I have an ergonomic chair to provide comfort (free second hand). The blood-pressure monitor is just to remind me how stressful online learning can be. ;-)

For a more advanced setup, see Nicolo Malagutti's  "A bespoke audio-visual set-up" (2021).

Wednesday, September 1, 2021

Silly Experience Swinburne Online TV Advertisment

Swinburne University wins the Higher Education Whisperer award for the silliest TV ad, for the third successive year with "Experience Swinburne Online". Last year it was online learning like a Zoomba class, this year it is students from other unis doing an interactive learning taste test (like the Pepsi Challenge). The ad doesn't quite work, with the pixeliated faces looking more like criminals than students. Of course prisoners have always been clients for distance education, but I don't think that is what Swinburne has in mind here.

Swinburne University must be feeling a little aggrieved. They have been providing online education for more than a decade, along with Australia's other teaching orientated universities. But with the COVID-19 pandemic, every university is suddenly offering online education. So Swinburne is trying to point out it is doing this better. That may well be the case, but this may not be an effective marketing strategy. 

The research orientated universities discovered long ago that students don't select a university based on the quality of the education. They select a university based on reputation, which is mostly about research prestige, and a campus with social activities, neither of which have anything to do with education. 

Despite Swinburne's slogan "Not All Online Universities Are The Same", they pretty much are. Swinburne might do better to either adopt the marketing techniques of the major universities, or attack them with humor. 

Swinburne could show people in lab coats doing science stuff, and students relaxing in the bar, then briefly mention at the end there is an online option.
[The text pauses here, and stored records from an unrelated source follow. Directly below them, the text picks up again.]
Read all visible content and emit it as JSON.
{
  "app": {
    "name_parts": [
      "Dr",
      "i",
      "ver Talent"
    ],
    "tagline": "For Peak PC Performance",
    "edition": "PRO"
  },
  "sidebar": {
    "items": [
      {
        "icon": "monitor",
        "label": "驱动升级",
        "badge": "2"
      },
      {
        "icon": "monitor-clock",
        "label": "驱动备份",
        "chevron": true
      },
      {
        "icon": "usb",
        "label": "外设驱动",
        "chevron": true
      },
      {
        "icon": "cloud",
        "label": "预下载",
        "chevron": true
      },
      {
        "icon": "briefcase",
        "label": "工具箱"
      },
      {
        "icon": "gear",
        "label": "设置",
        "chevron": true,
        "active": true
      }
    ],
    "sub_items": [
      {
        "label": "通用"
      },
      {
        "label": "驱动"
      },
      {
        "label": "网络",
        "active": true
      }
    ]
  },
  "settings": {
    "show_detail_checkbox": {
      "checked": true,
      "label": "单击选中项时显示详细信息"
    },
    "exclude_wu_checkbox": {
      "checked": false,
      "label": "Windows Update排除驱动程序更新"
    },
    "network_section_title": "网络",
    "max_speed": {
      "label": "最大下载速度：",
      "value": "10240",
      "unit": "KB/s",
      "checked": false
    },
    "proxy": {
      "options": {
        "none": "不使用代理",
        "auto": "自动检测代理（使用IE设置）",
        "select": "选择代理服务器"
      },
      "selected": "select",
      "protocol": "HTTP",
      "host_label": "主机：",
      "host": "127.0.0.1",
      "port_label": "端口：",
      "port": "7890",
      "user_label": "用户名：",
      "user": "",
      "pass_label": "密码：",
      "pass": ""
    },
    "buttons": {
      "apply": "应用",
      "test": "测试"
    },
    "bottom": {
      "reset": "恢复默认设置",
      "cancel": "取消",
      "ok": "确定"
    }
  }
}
Or they could show a mock ad for an sandstone university with labs students are turned away from (because they are not PhDs)  and sports fields they can't use (because they are not in the elite team), then show Swinburne students happily engaging online.

How to sell a quality online course remains an unsolved problem. Students assume online courses are second best, despite research showing the learning outcomes are just as good. But facts have never been much use for selling anything. A better approach is Holly Hapke's 3-in-1 Hybrid Learning, where the distinction between on and off campus learning is blurred, with students not forced to make a choice in advance. The university can then continue to market a campus, as a symbol, if not a place where actually go very often.